It was probably from the other day when roon realized that normal people have it slower than staff.
Then from that they realized they could just run API calls more like staff, fast, not at capacity.
Then they leave the billion other people's calls at remaining capacity.
https://thezvi.substack.com/i/185423735/choose-your-fighter
> Ohqay: Do you get faster speeds on your work account?
> roon: yea it’s super fast bc im sure we’re not running internal deployment at full load
It’s interesting that they kept the price the same while doing inference on Cerebras is much more expensive.

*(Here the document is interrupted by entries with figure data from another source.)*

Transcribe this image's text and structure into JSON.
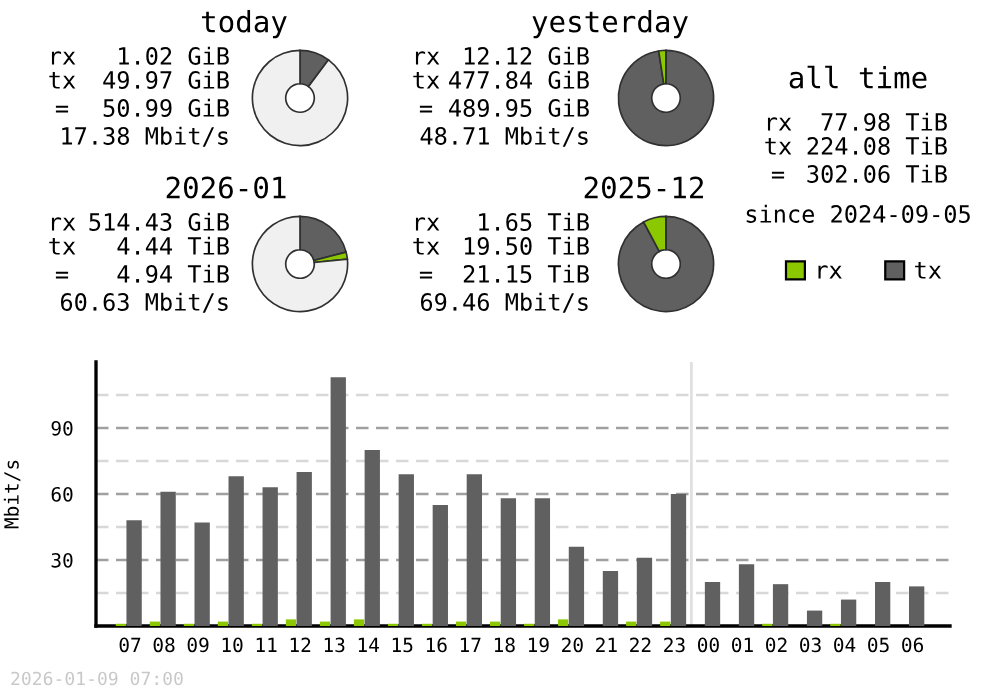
{
  "chart_data": [
    {
      "type": "donut",
      "title": "today",
      "categories": [
        null,
        null,
        null
      ],
      "values": [
        null,
        10.2,
        89.8
      ],
      "colors": [
        "#8cc800",
        "#606060",
        "#f0f0f0"
      ],
      "annotations": [
        "rx",
        "1.02 GiB",
        "tx",
        "49.97 GiB",
        "=",
        "50.99 GiB",
        "17.38 Mbit/s"
      ]
    },
    {
      "type": "donut",
      "title": "yesterday",
      "categories": [
        null,
        null,
        null
      ],
      "values": [
        2.47,
        97.53,
        0
      ],
      "colors": [
        "#8cc800",
        "#606060",
        "#f0f0f0"
      ],
      "annotations": [
        "rx",
        "12.12 GiB",
        "tx",
        "477.84 GiB",
        "=",
        "489.95 GiB",
        "48.71 Mbit/s"
      ]
    },
    {
      "type": "other",
      "title": "all time",
      "annotations": [
        "rx",
        "77.98 TiB",
        "tx",
        "224.08 TiB",
        "=",
        "302.06 TiB",
        "since 2024-09-05"
      ]
    },
    {
      "type": "donut",
      "title": "2026-01",
      "categories": [
        null,
        null,
        null
      ],
      "values": [
        2.37,
        20.99,
        76.64
      ],
      "colors": [
        "#8cc800",
        "#606060",
        "#f0f0f0"
      ],
      "annotations": [
        "rx",
        "514.43 GiB",
        "tx",
        "4.44 TiB",
        "=",
        "4.94 TiB",
        "60.63 Mbit/s"
      ]
    },
    {
      "type": "donut",
      "title": "2025-12",
      "categories": [
        null,
        null,
        null
      ],
      "values": [
        7.8,
        92.2,
        0
      ],
      "colors": [
        "#8cc800",
        "#606060",
        "#f0f0f0"
      ],
      "annotations": [
        "rx",
        "1.65 TiB",
        "tx",
        "19.50 TiB",
        "=",
        "21.15 TiB",
        "69.46 Mbit/s"
      ]
    },
    {
      "type": "bar",
      "ylabel": "Mbit/s",
      "categories": [
        "07",
        "08",
        "09",
        "10",
        "11",
        "12",
        "13",
        "14",
        "15",
        "16",
        "17",
        "18",
        "19",
        "20",
        "21",
        "22",
        "23",
        "00",
        "01",
        "02",
        "03",
        "04",
        "05",
        "06"
      ],
      "series": [
        {
          "name": "rx",
          "color": "#8cc800",
          "values": [
            1,
            2,
            1,
            2,
            1,
            3,
            2,
            3,
            1,
            1,
            2,
            2,
            1,
            3,
            0,
            2,
            2,
            0,
            0,
            1,
            0,
            1,
            0,
            0
          ]
        },
        {
          "name": "tx",
          "color": "#606060",
          "values": [
            48,
            61,
            47,
            68,
            63,
            70,
            113,
            80,
            69,
            55,
            69,
            58,
            58,
            36,
            25,
            31,
            60,
            20,
            28,
            19,
            7,
            12,
            20,
            18
          ]
        }
      ],
      "ylim": [
        0,
        120
      ],
      "yticks": [
        {
          "value": 15,
          "label": null
        },
        30,
        {
          "value": 45,
          "label": null
        },
        60,
        {
          "value": 75,
          "label": null
        },
        90,
        {
          "value": 105,
          "label": null
        }
      ],
      "grid": "y",
      "legend": "top right",
      "ref_lines": [
        {
          "axis": "x",
          "value": "00",
          "color": "#e0e0e0"
        }
      ],
      "annotations": [
        "2026-01-09 07:00"
      ]
    }
  ]
}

OpenAI in my estimation has the habit of dropping a model's quality after its introduction. I definitely recall the web ChatGPT 5.2 being a lot better when it was introduced. A week or two later, its quality suddenly dropped. The initial high looked to be to throw off journalists and benchmarks. As such, nothing that OpenAI says in terms of model speed can be trusted. All they have to do is lower the reasoning effort on average, and boom, it becomes 40% faster. I hope I am wrong, because if I am right, it's a con game.
Starting off the ChatGPT Plus web users with the Pro model, then later swapping it for the Standard model -- would meet the claims of model behavior consistency, while still qualifying as shenanigans.
tons of posts on reddit that they also significantly dropped quality
This is great.
In the past month, OpenAI has released for codex users:
- subagents support
- a better multi agent interface (codex app)
- 40% faster inference
No joke, with the first two my productivity is already up like 3x. I am so stoked to try this out.